My commitment to all my clients is that I am their champion. This doesn’t mean that I shower them with hosannas; it means that I will always relate to them as their authentic selves—never as their inauthentic selves. Or, not to put to fine a point on it, when they are whiny, manipulative, disempowered, or just plain nasty.

This can be disconcerting for people—since we tend to teach people to see us as our inauthentic selves. I won’t buy it and remain a stand for my clients’ greatness.

Been there

Life coaching is a new profession, and many of the practitioners are young. Youth, of course, brings its own virtues; however, I’ve been around long enough, and my life experience has been varied enough that I’ve stumbled (or slammed) into almost all the problems or life situations that my clients are navigating. It’s not just empathy that enables me to emotionally and intellectually understand what a client is going through—I’ve been there myself, and have come out on the other side.  I can offer the perspective of a battle-scarred veteran.

Life experience

It’s not a life coach’s job to be an expert in the content that is relevant to a client. I don’t need to know the law to work with a lawyer, medicine to work with a doctor, or programming to work with a software engineer. If you need someone to help you with the content, you hire a consultant. A coach’s expertise is to develop you so that you can more effectively engage your own expertise.

That said, I have a tremendous amount of experience with many different contents—which I use to inform my coaching.
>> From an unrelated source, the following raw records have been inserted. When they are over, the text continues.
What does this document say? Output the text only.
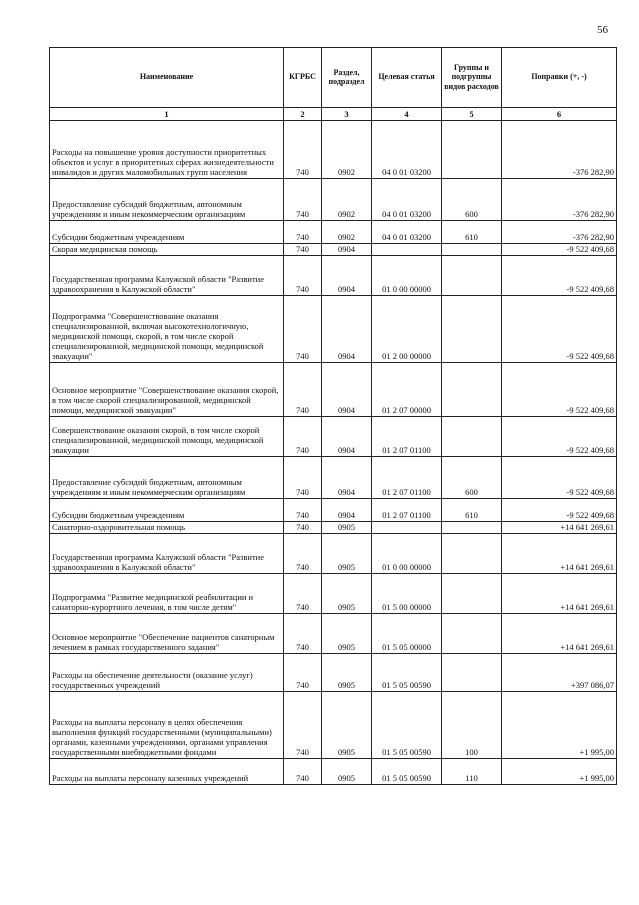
56
Наименование	КГРБС	Раздел, подраздел	Целевая статья	Группы и подгруппы видов расходов	Поправки (+, -)
1	2	3	4	5	6
Расходы на повышение уровня доступности приоритетных объектов и услуг в приоритетных сферах жизнедеятельности инвалидов и других маломобильных групп населения	740	0902	04 0 01 03200		-376 282,90
Предоставление субсидий бюджетным, автономным учреждениям и иным некоммерческим организациям	740	0902	04 0 01 03200	600	-376 282,90
Субсидии бюджетным учреждениям	740	0902	04 0 01 03200	610	-376 282,90
Скорая медицинская помощь	740	0904			-9 522 409,68
Государственная программа Калужской области "Развитие здравоохранения в Калужской области"	740	0904	01 0 00 00000		-9 522 409,68
Подпрограмма "Совершенствование оказания специализированной, включая высокотехнологичную, медицинской помощи, скорой, в том числе скорой специализированной, медицинской помощи, медицинской эвакуации"	740	0904	01 2 00 00000		-9 522 409,68
Основное мероприятие "Совершенствование оказания скорой, в том числе скорой специализированной, медицинской помощи, медицинской эвакуации"	740	0904	01 2 07 00000		-9 522 409,68
Совершенствование оказания скорой, в том числе скорой специализированной, медицинской помощи, медицинской эвакуации	740	0904	01 2 07 01100		-9 522 409,68
Предоставление субсидий бюджетным, автономным учреждениям и иным некоммерческим организациям	740	0904	01 2 07 01100	600	-9 522 409,68
Субсидии бюджетным учреждениям	740	0904	01 2 07 01100	610	-9 522 409,68
Санаторно-оздоровительная помощь	740	0905			+14 641 269,61
Государственная программа Калужской области "Развитие здравоохранения в Калужской области"	740	0905	01 0 00 00000		+14 641 269,61
Подпрограмма "Развитие медицинской реабилитации и санаторно-курортного лечения, в том числе детям"	740	0905	01 5 00 00000		+14 641 269,61
Основное мероприятие "Обеспечение пациентов санаторным лечением в рамках государственного задания"	740	0905	01 5 05 00000		+14 641 269,61
Расходы на обеспечение деятельности (оказание услуг) государственных учреждений	740	0905	01 5 05 00590		+397 086,07
Расходы на выплаты персоналу в целях обеспечения выполнения функций государственными (муниципальными) органами, казенными учреждениями, органами управления государственными внебюджетными фондами	740	0905	01 5 05 00590	100	+1 995,00
Расходы на выплаты персоналу казенных учреждений	740	0905	01 5 05 00590	110	+1 995,00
Perhaps most relevant are project management, networking, running meetings, running campaigns, working within large organizations, writing resumes, interviewing, public speaking, and the like.

I can work with a client—on a non-ontological basis—to support them in specific areas in which they are working.

Clients I work best with

High-performing professionals, entrepreneurs, or artists who are committed to their dreams and their vision for their lives. People who are “coachable”; people willing to look at themselves and the world in different ways, try on new behaviors, and new ways of being. People willing to take risks because coaching will require you to step out of your familiar, out of your normal, and into someplace new. Stepping into a new place is often fearful—you are at risk of failing, of looking like a fool, of being rejected, or feeling inept because you are outside your area of competency. Being willing to take that step, in the face of fear and trepidation, is your pathway to growth, to achieving your dream and vision for yourself.

You may show up at your first coaching session distressed, resigned, and down on yourself–that’s fine. All it takes to make progress is to be committed to your project, willing to experiment, and willing to stretch yourself.